Manevi tazminatın kapsam ve miktarını takdir hakkı kural olarak hakime aittir. Hakim, manevi tazminatı hak ve nesafete uygun olarak belirlemeli, bu belirlemede hukuk kurallarının yanında tarafların sosyal, ekonomik ve moral yapısı ile özellikle de somut olayın koşullarını gözetmelidir. Manevi tazminat olarak takdir edilecek tutar manevi acıları kısmen de olsa gidermesinin yanında kamuoyu ve sosyal vicdanda da kabul görmeli ve zarar gören açısından da bir zenginleşme aracı olmamalıdır. Somut olayda davalı sürücünün % 50, davacının % 50 oranında kusuruyla gerçekleşen kazada davacı motosiklet sürücüsü % 10.3 oranında maluliyete uğrayacak ve iyileşmesi on iki aya kadar uzayacak şekilde yaralanmıştır. Kaza tarihi, tarafların kusur durumu, zararın ağırlığı, tarafların ekonomik ve sosyal durumu dikkate alındığında mahkemece takdir edilen manevi tazminat miktarı makul bulunmuştur.

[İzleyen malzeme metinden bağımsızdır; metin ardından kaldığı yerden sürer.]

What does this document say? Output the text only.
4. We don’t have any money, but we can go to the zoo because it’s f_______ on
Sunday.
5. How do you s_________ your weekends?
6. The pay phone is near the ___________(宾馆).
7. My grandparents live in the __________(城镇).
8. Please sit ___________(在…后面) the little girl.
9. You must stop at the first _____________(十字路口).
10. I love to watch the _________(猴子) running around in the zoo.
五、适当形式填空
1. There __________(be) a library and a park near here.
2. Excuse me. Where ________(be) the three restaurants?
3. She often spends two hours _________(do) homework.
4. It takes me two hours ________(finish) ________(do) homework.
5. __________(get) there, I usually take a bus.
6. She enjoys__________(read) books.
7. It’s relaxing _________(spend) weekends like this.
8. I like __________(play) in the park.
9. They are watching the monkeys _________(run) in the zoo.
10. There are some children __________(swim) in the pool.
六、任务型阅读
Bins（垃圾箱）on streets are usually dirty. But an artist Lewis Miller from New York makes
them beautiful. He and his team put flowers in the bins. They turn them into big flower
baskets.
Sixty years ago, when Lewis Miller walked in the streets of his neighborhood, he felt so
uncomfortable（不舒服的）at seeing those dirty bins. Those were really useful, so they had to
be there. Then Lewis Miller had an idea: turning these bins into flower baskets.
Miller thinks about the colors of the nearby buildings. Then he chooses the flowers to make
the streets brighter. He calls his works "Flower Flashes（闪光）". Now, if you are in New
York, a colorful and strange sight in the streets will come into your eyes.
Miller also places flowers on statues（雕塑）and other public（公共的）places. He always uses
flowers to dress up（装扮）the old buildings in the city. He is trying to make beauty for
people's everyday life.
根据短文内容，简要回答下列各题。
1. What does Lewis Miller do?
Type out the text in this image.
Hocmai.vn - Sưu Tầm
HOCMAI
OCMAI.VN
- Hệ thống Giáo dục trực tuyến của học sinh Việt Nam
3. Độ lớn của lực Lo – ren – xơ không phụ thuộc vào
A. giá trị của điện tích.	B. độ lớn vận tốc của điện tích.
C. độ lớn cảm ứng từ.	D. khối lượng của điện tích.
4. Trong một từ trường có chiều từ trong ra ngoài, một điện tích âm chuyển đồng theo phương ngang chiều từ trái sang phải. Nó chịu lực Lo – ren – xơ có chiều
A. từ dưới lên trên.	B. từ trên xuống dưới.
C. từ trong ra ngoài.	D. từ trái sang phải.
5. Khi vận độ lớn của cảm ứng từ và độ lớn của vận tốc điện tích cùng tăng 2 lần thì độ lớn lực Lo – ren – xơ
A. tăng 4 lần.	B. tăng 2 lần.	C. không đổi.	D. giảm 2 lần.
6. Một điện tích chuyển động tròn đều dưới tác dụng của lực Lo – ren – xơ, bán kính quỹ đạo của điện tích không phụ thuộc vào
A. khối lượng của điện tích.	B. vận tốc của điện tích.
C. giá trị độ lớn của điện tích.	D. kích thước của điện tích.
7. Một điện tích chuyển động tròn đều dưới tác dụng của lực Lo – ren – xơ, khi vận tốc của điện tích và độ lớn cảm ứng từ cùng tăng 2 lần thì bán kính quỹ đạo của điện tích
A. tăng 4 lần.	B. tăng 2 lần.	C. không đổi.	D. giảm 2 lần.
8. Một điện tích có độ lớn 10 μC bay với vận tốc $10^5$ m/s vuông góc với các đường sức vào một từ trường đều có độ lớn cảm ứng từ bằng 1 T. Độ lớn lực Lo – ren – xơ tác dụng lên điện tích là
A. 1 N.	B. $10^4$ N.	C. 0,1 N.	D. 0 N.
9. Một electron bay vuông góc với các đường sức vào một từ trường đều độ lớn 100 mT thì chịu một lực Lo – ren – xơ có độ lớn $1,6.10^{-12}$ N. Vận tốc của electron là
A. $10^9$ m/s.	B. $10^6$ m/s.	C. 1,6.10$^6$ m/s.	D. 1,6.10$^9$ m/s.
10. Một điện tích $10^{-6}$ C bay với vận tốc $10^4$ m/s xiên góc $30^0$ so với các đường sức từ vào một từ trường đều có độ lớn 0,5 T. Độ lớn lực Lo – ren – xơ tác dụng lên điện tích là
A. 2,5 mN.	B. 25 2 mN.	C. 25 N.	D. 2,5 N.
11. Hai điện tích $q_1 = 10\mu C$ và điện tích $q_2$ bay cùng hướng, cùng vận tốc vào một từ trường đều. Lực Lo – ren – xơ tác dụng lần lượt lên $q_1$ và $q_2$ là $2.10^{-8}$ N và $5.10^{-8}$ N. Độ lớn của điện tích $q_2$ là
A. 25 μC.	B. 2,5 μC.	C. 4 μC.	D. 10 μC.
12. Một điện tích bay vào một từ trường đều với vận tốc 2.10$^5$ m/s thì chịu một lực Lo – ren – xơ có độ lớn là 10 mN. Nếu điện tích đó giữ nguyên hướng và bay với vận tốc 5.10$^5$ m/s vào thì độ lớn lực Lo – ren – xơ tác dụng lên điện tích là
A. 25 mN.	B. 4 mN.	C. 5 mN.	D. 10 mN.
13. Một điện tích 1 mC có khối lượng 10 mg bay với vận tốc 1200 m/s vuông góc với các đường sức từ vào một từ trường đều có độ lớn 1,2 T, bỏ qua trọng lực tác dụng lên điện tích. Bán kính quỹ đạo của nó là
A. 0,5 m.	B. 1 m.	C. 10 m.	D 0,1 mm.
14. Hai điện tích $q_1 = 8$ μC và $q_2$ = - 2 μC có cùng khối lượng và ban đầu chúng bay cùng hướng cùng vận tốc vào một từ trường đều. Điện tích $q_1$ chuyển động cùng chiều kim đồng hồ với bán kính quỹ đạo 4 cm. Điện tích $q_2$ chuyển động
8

Bu durumda, istinaf kanun yoluna başvuranın dilekçesinde yer verdiği itirazların, açıklanan gerekçe ışığında yerinde olmamasına, kararda kamu düzenine ilişkin bir aykırılık bulunmamasına, kararının usul ve esas yönünden hukuka uygun olmasına göre, duruşma açılmasına gerek görülmeyerek Hukuk Muhakemeleri Kanunu’nun 353/1-b-1 maddesi gereğince istinaf başvurusunun esastan reddine karar verilmesi gerekmiştir.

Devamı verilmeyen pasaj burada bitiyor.